I obeyed. In a split second I had grabbed, lit, and taken a drag of a Marlboro Red. It was horrible, but by the second inhale I already liked it better. My concession brought us back to normal, and the Rosarian critic—who was maybe from Córdoba or Salta—started in on a story about his experiences with group sex. At a certain point I thought his goal was to take us all to bed, but really he just wanted to talk about the details of his private life for a while. Very soon, as if sticking to a capricious script, he went back to his natural state of intermittent participation in the conversation.

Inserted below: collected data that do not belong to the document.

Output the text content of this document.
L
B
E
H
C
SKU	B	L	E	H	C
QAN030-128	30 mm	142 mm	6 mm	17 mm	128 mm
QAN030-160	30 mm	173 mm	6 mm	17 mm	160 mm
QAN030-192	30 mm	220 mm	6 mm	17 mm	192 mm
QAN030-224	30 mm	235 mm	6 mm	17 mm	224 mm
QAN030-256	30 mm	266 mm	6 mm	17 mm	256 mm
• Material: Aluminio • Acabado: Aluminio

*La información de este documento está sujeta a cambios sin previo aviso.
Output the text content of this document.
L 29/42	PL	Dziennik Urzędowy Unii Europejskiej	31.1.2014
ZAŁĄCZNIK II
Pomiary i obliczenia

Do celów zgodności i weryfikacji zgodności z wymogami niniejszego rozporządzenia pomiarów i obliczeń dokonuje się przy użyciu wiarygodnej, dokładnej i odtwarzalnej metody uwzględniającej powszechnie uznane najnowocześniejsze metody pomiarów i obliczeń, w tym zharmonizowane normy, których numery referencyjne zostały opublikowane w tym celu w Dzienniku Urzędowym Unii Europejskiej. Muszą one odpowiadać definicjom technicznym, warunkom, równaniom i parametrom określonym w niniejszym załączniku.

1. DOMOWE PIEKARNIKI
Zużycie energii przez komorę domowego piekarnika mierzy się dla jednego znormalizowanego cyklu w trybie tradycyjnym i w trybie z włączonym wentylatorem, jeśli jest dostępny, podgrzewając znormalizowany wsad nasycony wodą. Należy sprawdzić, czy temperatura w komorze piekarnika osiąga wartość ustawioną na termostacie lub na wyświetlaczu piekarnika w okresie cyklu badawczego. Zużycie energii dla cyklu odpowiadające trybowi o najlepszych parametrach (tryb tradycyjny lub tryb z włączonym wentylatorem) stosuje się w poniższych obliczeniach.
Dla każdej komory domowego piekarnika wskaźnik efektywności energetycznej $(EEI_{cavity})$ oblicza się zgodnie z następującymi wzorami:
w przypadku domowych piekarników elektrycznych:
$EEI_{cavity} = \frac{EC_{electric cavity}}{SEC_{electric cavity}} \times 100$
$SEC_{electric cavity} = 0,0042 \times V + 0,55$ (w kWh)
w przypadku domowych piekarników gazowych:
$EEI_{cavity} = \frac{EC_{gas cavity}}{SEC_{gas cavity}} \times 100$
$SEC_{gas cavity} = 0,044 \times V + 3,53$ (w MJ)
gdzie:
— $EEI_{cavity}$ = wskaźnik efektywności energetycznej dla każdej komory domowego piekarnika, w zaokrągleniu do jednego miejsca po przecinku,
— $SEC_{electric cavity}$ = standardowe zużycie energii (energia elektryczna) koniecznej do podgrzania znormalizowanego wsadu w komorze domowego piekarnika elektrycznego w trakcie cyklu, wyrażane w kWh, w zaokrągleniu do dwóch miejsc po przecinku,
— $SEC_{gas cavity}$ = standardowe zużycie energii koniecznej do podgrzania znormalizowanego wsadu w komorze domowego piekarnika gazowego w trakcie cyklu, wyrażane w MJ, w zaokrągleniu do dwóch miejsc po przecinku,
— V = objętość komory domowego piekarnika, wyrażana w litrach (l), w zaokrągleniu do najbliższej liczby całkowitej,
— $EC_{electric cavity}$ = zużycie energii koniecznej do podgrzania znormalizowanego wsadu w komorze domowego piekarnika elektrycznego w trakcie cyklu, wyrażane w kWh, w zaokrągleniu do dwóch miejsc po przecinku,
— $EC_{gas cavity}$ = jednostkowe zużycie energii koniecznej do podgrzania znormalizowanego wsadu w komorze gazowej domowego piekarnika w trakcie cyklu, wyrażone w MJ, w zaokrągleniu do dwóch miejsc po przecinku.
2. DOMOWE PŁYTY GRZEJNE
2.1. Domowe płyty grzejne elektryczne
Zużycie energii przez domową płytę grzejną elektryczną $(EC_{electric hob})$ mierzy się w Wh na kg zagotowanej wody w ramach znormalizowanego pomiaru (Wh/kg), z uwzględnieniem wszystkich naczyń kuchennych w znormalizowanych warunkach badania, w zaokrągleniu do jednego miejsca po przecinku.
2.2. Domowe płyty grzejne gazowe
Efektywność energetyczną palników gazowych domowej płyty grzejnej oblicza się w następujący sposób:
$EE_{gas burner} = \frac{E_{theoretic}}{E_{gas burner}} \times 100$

The night’s final cigarette was to accompany a couple of whiskies that Pedrito Maize treated me to in the hotel bar. I woke up at noon, with barely enough time to pack my suitcase and set out for Ezeiza. The dreaded day after seemed doubly bad; it was as though I could distinguish the layers, the different levels of hangover. The fallout from the alcohol was slight, but the aftereffect of the eight or nine cigarettes stuck around. Maybe the medicine prolongs, as
a kind of punishment, that sense of disgust. From now on, I’ll find a way to keep my new friendliness in check.
•
Walking down Agustinas this morning, I saw a man approximately my age and height and also my coloring who was smoking as he walked. I watched him take a drag of his cigarette, and for an instant the movement struck me as very odd. It was a long drag, as though in slow motion. Suddenly, I wanted to absorb or devour his face. I felt astonishment, then revulsion. The man was disgusting to me. Later on—soon, right away, but later—I understood that he revolted me because we were so similar.